The five-hour outage, claimed by CenturyLink in a series of tweets, was traced back to a misconfiguration in a data centre, but Thousand Eyes has now released detailed insight confirming “internal controlplane issues” and “unstable BGP” impacting CenturyLink’s service providers Level 3 and, in turn, Zayo Bandwidth.
Explaining what happened Thousand Eyes said: “Traffic termination is certainly problematic, but what made this outage so disruptive to Level 3’s enterprise customers and peers, is that efforts to revoke announcements to Level 3 (a common method to reroute around outages and restore service reachability) were not effective, as Level 3 was not able to honour any BGP changes from peers during the incident, most likely due to an overwhelmed controlplane.
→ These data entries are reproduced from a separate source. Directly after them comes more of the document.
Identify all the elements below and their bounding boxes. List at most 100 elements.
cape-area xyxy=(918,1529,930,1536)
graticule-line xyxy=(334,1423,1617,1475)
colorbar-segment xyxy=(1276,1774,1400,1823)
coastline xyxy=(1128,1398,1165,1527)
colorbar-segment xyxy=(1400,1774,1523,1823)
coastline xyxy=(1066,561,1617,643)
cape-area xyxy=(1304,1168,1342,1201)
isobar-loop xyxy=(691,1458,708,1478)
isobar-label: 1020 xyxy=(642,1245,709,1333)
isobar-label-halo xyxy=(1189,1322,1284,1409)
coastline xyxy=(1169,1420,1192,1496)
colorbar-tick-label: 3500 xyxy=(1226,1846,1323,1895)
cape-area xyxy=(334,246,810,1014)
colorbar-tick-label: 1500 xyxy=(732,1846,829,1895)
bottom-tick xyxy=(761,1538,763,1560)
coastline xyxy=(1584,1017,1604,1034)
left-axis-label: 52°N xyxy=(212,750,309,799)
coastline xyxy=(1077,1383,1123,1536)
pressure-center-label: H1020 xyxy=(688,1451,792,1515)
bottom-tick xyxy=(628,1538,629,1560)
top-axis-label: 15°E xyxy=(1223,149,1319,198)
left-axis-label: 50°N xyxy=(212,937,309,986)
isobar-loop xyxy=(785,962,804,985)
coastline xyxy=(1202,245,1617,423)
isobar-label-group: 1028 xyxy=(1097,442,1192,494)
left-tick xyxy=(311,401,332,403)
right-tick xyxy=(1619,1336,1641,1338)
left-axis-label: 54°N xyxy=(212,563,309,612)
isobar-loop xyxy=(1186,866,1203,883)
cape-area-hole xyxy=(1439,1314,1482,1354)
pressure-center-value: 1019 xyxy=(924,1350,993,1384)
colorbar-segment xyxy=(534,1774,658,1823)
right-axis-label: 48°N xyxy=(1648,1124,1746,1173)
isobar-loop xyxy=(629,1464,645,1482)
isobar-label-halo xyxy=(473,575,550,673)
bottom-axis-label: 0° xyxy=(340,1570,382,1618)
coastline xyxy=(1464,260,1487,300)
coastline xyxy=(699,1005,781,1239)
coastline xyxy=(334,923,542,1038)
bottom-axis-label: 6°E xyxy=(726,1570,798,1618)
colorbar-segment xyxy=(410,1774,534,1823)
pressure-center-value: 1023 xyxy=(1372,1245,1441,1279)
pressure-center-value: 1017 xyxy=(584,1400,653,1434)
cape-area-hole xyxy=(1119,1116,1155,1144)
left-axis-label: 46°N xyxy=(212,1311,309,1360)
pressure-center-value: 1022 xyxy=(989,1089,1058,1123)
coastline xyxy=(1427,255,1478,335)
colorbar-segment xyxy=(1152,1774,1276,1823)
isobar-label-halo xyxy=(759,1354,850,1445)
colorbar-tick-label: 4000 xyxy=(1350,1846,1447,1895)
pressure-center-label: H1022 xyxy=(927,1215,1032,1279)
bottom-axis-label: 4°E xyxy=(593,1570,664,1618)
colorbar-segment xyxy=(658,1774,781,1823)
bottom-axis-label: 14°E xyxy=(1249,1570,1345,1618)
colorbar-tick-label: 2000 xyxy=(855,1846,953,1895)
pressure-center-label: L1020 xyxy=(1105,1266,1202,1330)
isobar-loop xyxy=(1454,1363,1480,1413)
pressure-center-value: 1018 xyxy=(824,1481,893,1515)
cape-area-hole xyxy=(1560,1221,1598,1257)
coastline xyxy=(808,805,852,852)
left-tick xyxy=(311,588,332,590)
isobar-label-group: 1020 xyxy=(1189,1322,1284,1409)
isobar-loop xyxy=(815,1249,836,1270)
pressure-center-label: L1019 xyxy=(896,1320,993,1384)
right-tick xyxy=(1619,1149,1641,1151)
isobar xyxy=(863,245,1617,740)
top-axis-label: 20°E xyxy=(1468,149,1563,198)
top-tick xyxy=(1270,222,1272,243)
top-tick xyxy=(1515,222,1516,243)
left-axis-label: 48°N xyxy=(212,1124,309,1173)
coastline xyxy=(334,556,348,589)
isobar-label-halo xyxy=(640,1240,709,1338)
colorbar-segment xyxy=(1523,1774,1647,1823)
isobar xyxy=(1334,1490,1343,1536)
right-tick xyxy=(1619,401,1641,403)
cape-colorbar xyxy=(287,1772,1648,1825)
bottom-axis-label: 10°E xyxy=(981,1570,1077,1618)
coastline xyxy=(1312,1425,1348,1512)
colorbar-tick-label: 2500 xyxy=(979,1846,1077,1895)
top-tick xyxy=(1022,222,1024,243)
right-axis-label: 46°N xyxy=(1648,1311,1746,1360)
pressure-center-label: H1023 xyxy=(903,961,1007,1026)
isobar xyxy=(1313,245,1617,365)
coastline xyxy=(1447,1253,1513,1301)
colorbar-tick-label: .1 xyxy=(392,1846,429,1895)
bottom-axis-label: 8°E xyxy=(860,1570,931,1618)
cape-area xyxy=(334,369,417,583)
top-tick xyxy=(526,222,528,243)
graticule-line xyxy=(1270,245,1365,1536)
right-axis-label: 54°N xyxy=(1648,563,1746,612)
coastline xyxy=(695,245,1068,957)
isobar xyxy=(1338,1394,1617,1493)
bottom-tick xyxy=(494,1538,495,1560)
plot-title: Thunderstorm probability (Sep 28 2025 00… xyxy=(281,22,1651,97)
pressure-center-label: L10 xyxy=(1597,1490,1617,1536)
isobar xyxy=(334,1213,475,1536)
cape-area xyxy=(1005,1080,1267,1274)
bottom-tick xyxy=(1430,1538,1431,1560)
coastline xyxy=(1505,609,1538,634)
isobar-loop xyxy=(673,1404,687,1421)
“Revoking the announcement of prefixes from Level 3, or preventing route propagation through a no-export community string and even shutting down an interface connection to the provider, would have been fruitless,” Thousand Eyes added.
Reportedly causing global internet traffic to drop by 3.5% the outage took out the likes of AWS, Xbox Live, EA, Reddit, and Cloudflare.
In its analysis, Thousand Eyes concluded: “The dynamic, uncontrolled (and contextual) nature of internet routing was on full display during this incident, underscoring the significant impact of peering and provider choices — not only your own, but those of your peers and their peers. The deeply interconnected and interdependent nature of the internet means that no enterprise is an island — every enterprise is a part of the greater Internet whole, and subject to its collective issues. Understanding your risk factors requires an understanding of who is in your wider circle of dependencies and how their performance and availability could impact your business if something were to go wrong.
“In the case of this CenturyLink/Level 3 incident, the timing of it dramatically reduced its impact on many businesses, as it occurred in the early hours (at least in the U.S.) on a Sunday morning. Perhaps, that’s one bit of good news we can take away from this incident. And we all could use some good news about now.”
Another outage in April saw CenturyLink’s Level 3 network suffer a “major disruption” due to fibre cuts, which impacted users and businesses throughout multiple regions of the United States.